To help deal with the soaring increase in the number of children diagnosed with autism, Gast developed a partnership with Gwinnett County Public Schools in 2003.
Since its inception, the Collaborative Personnel Preparation in Autism graduate program has prepared dozens of elementary school teachers to better work with children with autism. COPPA was originally funded by an $894,000 grant from the U.S. Department of Education and has recently received a second federal grant of $793,000 to expand its work through 2011. The partnership is led by Gast and Deanna Luscre, who coordinated the ASD program for Gwinnett schools from 1996–2003.

The project could not have come at a better time. Diagnoses of children with autism spectrum disorders are growing as much as 17 percent per year, according to U.S. Department of Education statistics. It is estimated that the prevalence of autism could reach 4 million Americans in the next decade.

Children with autism have different social, language and communication skills than neurotypical children, requiring teachers to try innovative approaches in their classrooms, ­according to Gast.

“There’s a need for specialized training on how to structure the classroom, how to respond to these kids when they behave inappropriately and how to design instruction that will facilitate the learning of new skills,” he said.

It was not until the middle of the 20th century that there was even a name for the disorder that disrupts families and presents lifelong challenges for thousands of children. But today, autism affects an estimated 3.4 of every 1,000 children ages 3 to 10 across America, according to the National Institute of Mental Health.

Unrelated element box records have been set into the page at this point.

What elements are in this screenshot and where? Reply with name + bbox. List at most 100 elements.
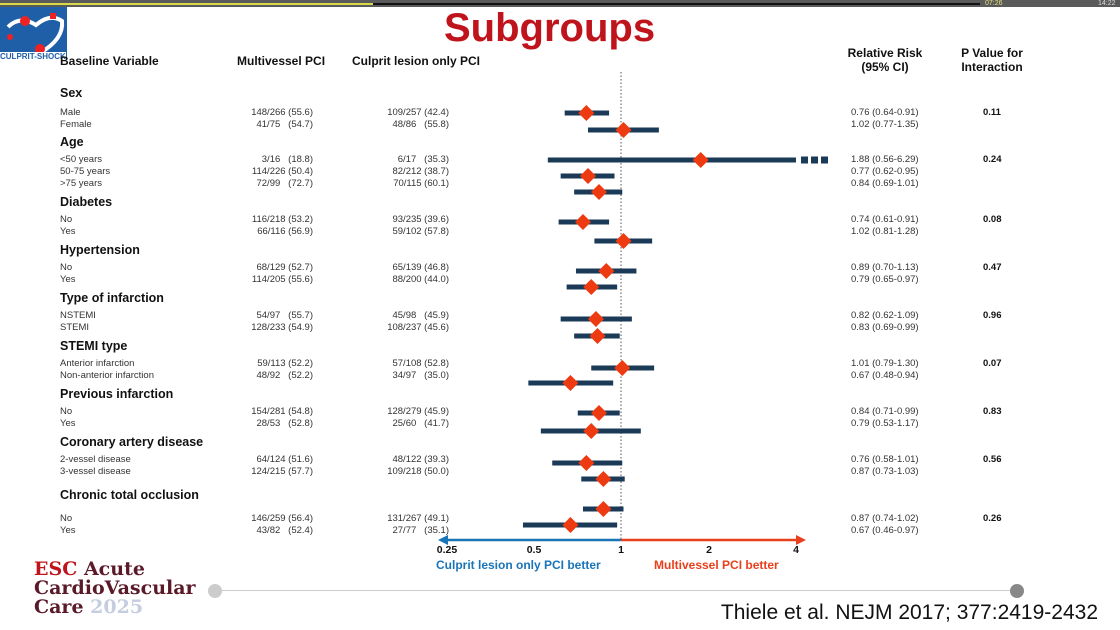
relative-risk: 0.79 (0.65-0.97) xyxy=(851,274,919,285)
logo-cardiovascular: CardioVascular xyxy=(34,577,196,599)
row-label: NSTEMI xyxy=(60,310,96,321)
row-label: No xyxy=(60,513,73,524)
total-time: 14:22 xyxy=(1098,0,1116,7)
relative-risk: 0.87 (0.74-1.02) xyxy=(851,513,919,524)
row-label: No xyxy=(60,262,73,273)
slider-end-handle[interactable] xyxy=(1010,584,1024,598)
culprit-events: 88/200 (44.0) xyxy=(392,274,449,285)
culprit-shock-logo xyxy=(0,7,67,59)
point-estimate-marker xyxy=(562,517,579,533)
ci-overflow-marker xyxy=(821,156,828,164)
multivessel-events: 54/97 (55.7) xyxy=(256,310,313,321)
point-estimate-marker xyxy=(615,122,632,138)
point-estimate-marker xyxy=(614,360,631,376)
relative-risk: 1.88 (0.56-6.29) xyxy=(851,154,919,165)
multivessel-events: 154/281 (54.8) xyxy=(251,406,313,417)
p-value: 0.24 xyxy=(983,154,1002,165)
culprit-events: 108/237 (45.6) xyxy=(387,322,449,333)
conference-logo: ESC Acute CardioVascular Care 2025 xyxy=(34,560,196,617)
progress-fill xyxy=(0,3,373,5)
right-favours-label: Multivessel PCI better xyxy=(654,558,779,572)
video-progress-bar[interactable] xyxy=(0,0,1120,7)
group-header: Coronary artery disease xyxy=(60,435,204,449)
slide-slider-track[interactable] xyxy=(215,590,1017,591)
relative-risk: 1.01 (0.79-1.30) xyxy=(851,358,919,369)
multivessel-events: 28/53 (52.8) xyxy=(256,418,313,429)
multivessel-events: 68/129 (52.7) xyxy=(256,262,313,273)
culprit-events: 93/235 (39.6) xyxy=(392,214,449,225)
col-rr: Relative Risk (95% CI) xyxy=(846,46,924,74)
left-favours-label: Culprit lesion only PCI better xyxy=(436,558,601,572)
point-estimate-marker xyxy=(598,263,615,279)
row-label: No xyxy=(60,214,73,225)
col-p-line1: P Value for xyxy=(961,46,1023,60)
row-label: Yes xyxy=(60,274,76,285)
point-estimate-marker xyxy=(590,184,607,200)
col-p: P Value for Interaction xyxy=(958,46,1026,74)
group-header: Diabetes xyxy=(60,195,113,209)
tick-0.5: 0.5 xyxy=(526,544,542,556)
multivessel-events: 128/233 (54.9) xyxy=(251,322,313,333)
right-arrowhead xyxy=(796,535,806,545)
culprit-events: 27/77 (35.1) xyxy=(392,525,449,536)
ci-overflow-marker xyxy=(811,156,818,164)
group-header: Age xyxy=(60,135,84,149)
p-value: 0.07 xyxy=(983,358,1002,369)
point-estimate-marker xyxy=(692,152,709,168)
p-value: 0.11 xyxy=(983,107,1001,118)
culprit-events: 57/108 (52.8) xyxy=(392,358,449,369)
multivessel-events: 124/215 (57.7) xyxy=(251,466,313,477)
p-value: 0.56 xyxy=(983,454,1002,465)
culprit-events: 6/17 (35.3) xyxy=(397,154,449,165)
point-estimate-marker xyxy=(580,168,597,184)
row-label: No xyxy=(60,406,73,417)
tick-1: 1 xyxy=(618,544,624,556)
relative-risk: 0.82 (0.62-1.09) xyxy=(851,310,919,321)
relative-risk: 0.74 (0.61-0.91) xyxy=(851,214,919,225)
slider-start-handle[interactable] xyxy=(208,584,222,598)
row-label: 50-75 years xyxy=(60,166,111,177)
group-header: Sex xyxy=(60,86,83,100)
relative-risk: 0.76 (0.64-0.91) xyxy=(851,107,919,118)
culprit-events: 70/115 (60.1) xyxy=(393,178,449,189)
relative-risk: 1.02 (0.81-1.28) xyxy=(851,226,919,237)
multivessel-events: 59/113 (52.2) xyxy=(257,358,313,369)
relative-risk: 0.76 (0.58-1.01) xyxy=(851,454,919,465)
point-estimate-marker xyxy=(590,405,607,421)
point-estimate-marker xyxy=(587,311,604,327)
culprit-events: 48/86 (55.8) xyxy=(392,119,449,130)
elapsed-time: 07:26 xyxy=(985,0,1003,7)
multivessel-events: 116/218 (53.2) xyxy=(251,214,313,225)
multivessel-events: 3/16 (18.8) xyxy=(261,154,313,165)
point-estimate-marker xyxy=(615,233,632,249)
p-value: 0.26 xyxy=(983,513,1002,524)
multivessel-events: 72/99 (72.7) xyxy=(256,178,313,189)
culprit-events: 65/139 (46.8) xyxy=(392,262,449,273)
relative-risk: 0.87 (0.73-1.03) xyxy=(851,466,919,477)
multivessel-events: 43/82 (52.4) xyxy=(256,525,313,536)
tick-4: 4 xyxy=(793,544,799,556)
culprit-events: 45/98 (45.9) xyxy=(392,310,449,321)
col-rr-line1: Relative Risk xyxy=(847,46,923,60)
point-estimate-marker xyxy=(595,471,612,487)
row-label: 3-vessel disease xyxy=(60,466,131,477)
row-label: >75 years xyxy=(60,178,102,189)
group-header: Previous infarction xyxy=(60,387,174,401)
point-estimate-marker xyxy=(583,279,600,295)
culprit-events: 34/97 (35.0) xyxy=(392,370,449,381)
relative-risk: 0.83 (0.69-0.99) xyxy=(851,322,919,333)
multivessel-events: 114/205 (55.6) xyxy=(251,274,313,285)
p-value: 0.83 xyxy=(983,406,1002,417)
relative-risk: 0.84 (0.69-1.01) xyxy=(851,178,919,189)
col-p-line2: Interaction xyxy=(961,60,1023,74)
group-header: Hypertension xyxy=(60,243,140,257)
row-label: Yes xyxy=(60,418,76,429)
multivessel-events: 41/75 (54.7) xyxy=(256,119,313,130)
culprit-events: 25/60 (41.7) xyxy=(392,418,449,429)
logo-esc: ESC xyxy=(34,558,78,580)
multivessel-events: 148/266 (55.6) xyxy=(251,107,313,118)
p-value: 0.47 xyxy=(983,262,1002,273)
culprit-events: 109/218 (50.0) xyxy=(387,466,449,477)
heart-logo-icon xyxy=(6,13,65,55)
row-label: 2-vessel disease xyxy=(60,454,131,465)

Despite the alarming rise in autism spectrum disorders, the COPPA Project is one of only a few university programs in the Southeast designed to prepare teachers for such a classroom challenge. Many COPPA students are certified teachers who have returned to the university for graduate studies to undertake a specialization in ASDs.

College of Education students won’t be the only ones filling seats in COPPA classes this time around. Families of children with autism, students at other universities, teachers working in other school systems and noneducation majors at UGA are all encouraged to take advantage of the courses. Graduate and undergraduate classes are offered, and many will be held in the Gwinnett area.  

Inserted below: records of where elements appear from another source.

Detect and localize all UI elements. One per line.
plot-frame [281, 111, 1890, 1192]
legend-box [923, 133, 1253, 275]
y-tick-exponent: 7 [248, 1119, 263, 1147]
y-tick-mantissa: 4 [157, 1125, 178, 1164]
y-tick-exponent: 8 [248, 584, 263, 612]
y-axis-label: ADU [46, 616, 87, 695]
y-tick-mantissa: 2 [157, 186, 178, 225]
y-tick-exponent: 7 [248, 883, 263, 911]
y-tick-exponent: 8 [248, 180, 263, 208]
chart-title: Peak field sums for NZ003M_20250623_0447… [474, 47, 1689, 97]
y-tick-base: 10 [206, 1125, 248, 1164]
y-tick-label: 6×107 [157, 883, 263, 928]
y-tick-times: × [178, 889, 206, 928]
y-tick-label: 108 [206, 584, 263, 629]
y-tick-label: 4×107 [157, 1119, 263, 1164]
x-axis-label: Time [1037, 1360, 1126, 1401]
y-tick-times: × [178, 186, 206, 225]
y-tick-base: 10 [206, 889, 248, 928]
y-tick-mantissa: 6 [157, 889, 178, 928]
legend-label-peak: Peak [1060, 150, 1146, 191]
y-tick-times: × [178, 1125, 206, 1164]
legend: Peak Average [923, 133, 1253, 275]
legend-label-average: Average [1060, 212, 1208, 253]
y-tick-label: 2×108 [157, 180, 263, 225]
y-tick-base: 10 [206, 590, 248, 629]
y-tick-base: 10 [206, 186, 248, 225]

In addition, COPPA organizers plan to use the teachers who have completed the program as an important resource for training future groups.

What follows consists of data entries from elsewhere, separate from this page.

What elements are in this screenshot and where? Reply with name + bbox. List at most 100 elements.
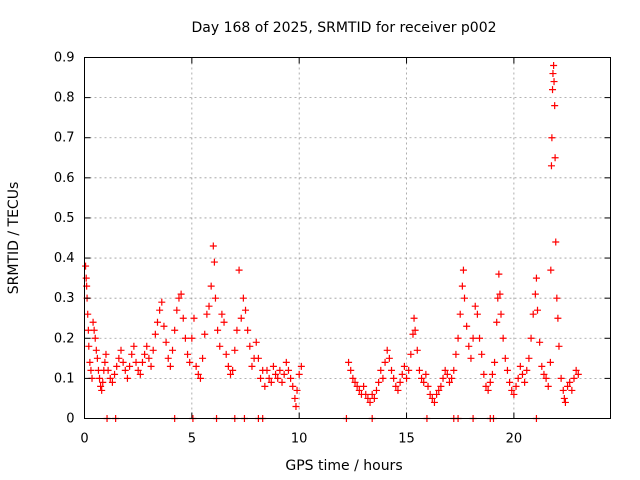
y-tick-label: 0.4 (54, 251, 75, 266)
data-point (465, 342, 473, 350)
data-point (269, 362, 277, 370)
data-point (497, 310, 505, 318)
data-point (274, 374, 282, 382)
data-point (478, 350, 486, 358)
data-point (164, 354, 172, 362)
data-point (254, 354, 262, 362)
ticks-layer: 0 0.1 0.2 0.3 0.4 0.5 0.6 0.7 0.8 0.9 0 5 10 15 20 (54, 51, 611, 447)
data-point (192, 362, 200, 370)
data-point (353, 382, 361, 390)
data-point (458, 282, 466, 290)
data-point (467, 354, 475, 362)
data-point (516, 362, 524, 370)
data-point (190, 314, 198, 322)
data-point (550, 78, 558, 86)
data-point (430, 398, 438, 406)
data-point (370, 394, 378, 402)
data-point (276, 366, 284, 374)
data-point (554, 314, 562, 322)
data-point (403, 374, 411, 382)
data-point (424, 382, 432, 390)
data-point (121, 366, 129, 374)
data-point (201, 330, 209, 338)
data-point (86, 358, 94, 366)
x-tick-label: 0 (80, 432, 88, 447)
data-point (171, 326, 179, 334)
data-point (91, 334, 99, 342)
data-point (141, 350, 149, 358)
data-point (214, 326, 222, 334)
data-point (560, 394, 568, 402)
data-point (229, 366, 237, 374)
data-point (510, 390, 518, 398)
data-point (242, 306, 250, 314)
x-axis-label: GPS time / hours (285, 458, 402, 474)
data-point (136, 370, 144, 378)
data-point (272, 370, 280, 378)
data-point (179, 314, 187, 322)
data-point (564, 382, 572, 390)
data-point (443, 370, 451, 378)
data-point (97, 382, 105, 390)
data-point (572, 366, 580, 374)
data-point (126, 362, 134, 370)
data-point (101, 358, 109, 366)
data-point (400, 362, 408, 370)
data-point (546, 358, 554, 366)
data-point (130, 342, 138, 350)
data-point (499, 334, 507, 342)
data-point (257, 374, 265, 382)
data-point (345, 358, 353, 366)
data-point (267, 378, 275, 386)
data-point (538, 362, 546, 370)
y-tick-label: 0.8 (54, 91, 75, 106)
data-point (364, 394, 372, 402)
data-point (143, 342, 151, 350)
data-point (106, 374, 114, 382)
data-point (368, 390, 376, 398)
x-tick-label: 5 (188, 432, 196, 447)
data-point (521, 378, 529, 386)
data-point (568, 386, 576, 394)
y-tick-label: 0.5 (54, 211, 75, 226)
data-point (555, 342, 563, 350)
data-point (396, 378, 404, 386)
data-point (448, 374, 456, 382)
data-point (532, 274, 540, 282)
data-point (506, 378, 514, 386)
data-point (450, 366, 458, 374)
plot-frame (84, 57, 611, 419)
data-point (550, 62, 558, 70)
data-point (454, 334, 462, 342)
data-point (222, 350, 230, 358)
data-point (117, 346, 125, 354)
data-point (410, 314, 418, 322)
data-point (420, 378, 428, 386)
data-point (175, 294, 183, 302)
data-point (551, 154, 559, 162)
data-point (531, 290, 539, 298)
data-point (549, 70, 557, 78)
data-point (186, 358, 194, 366)
data-point (203, 310, 211, 318)
data-point (92, 346, 100, 354)
data-point (547, 162, 555, 170)
data-point (398, 370, 406, 378)
data-point (552, 238, 560, 246)
data-point (559, 386, 567, 394)
data-point (547, 266, 555, 274)
data-point (134, 366, 142, 374)
data-point (514, 374, 522, 382)
data-point (496, 290, 504, 298)
data-point (463, 322, 471, 330)
data-point (422, 370, 430, 378)
data-point (278, 378, 286, 386)
data-point (428, 394, 436, 402)
data-point (252, 338, 260, 346)
data-point (486, 378, 494, 386)
data-point (98, 386, 106, 394)
data-point (102, 350, 110, 358)
data-point (104, 366, 112, 374)
data-point (123, 374, 131, 382)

“The hope is that those teachers have gone out, restructured their classrooms and are making a difference in the lives of those kids as well as their parents,” said Gast. “Our new students are going to get to see classrooms that really approach model classrooms in these various school systems.”

All graduate students funded by the COPPA project must complete intensive research projects. The finished projects are already being applied to real-life situations and some will be published in academic journals.

“By the time COPPA students have completed the didactic program and are interns, their confidence is soaring and they have learned a wealth of information, which assures them that they have a lot to offer their students with autism,” said Luscre.

The COPPA program leads to a master’s degree in special education with certification in either the special education adapted curriculum or special education general curriculum with an emphasis in ASD. Students also may pursue a specialist degree with an emphasis in ASD through a 31-hour program.

“I would like to see our graduates assume leadership roles in their schools, so they can share their training with others who have not had the opportunity for autism education,” Luscre said.

Over the next few years, Gast hopes to expand COPPA training to include middle and high school teachers, eventually providing a continuum of support for students with autism throughout their time in school.  “That’s certainly a goal of mine before retirement, to see this in place,” he said.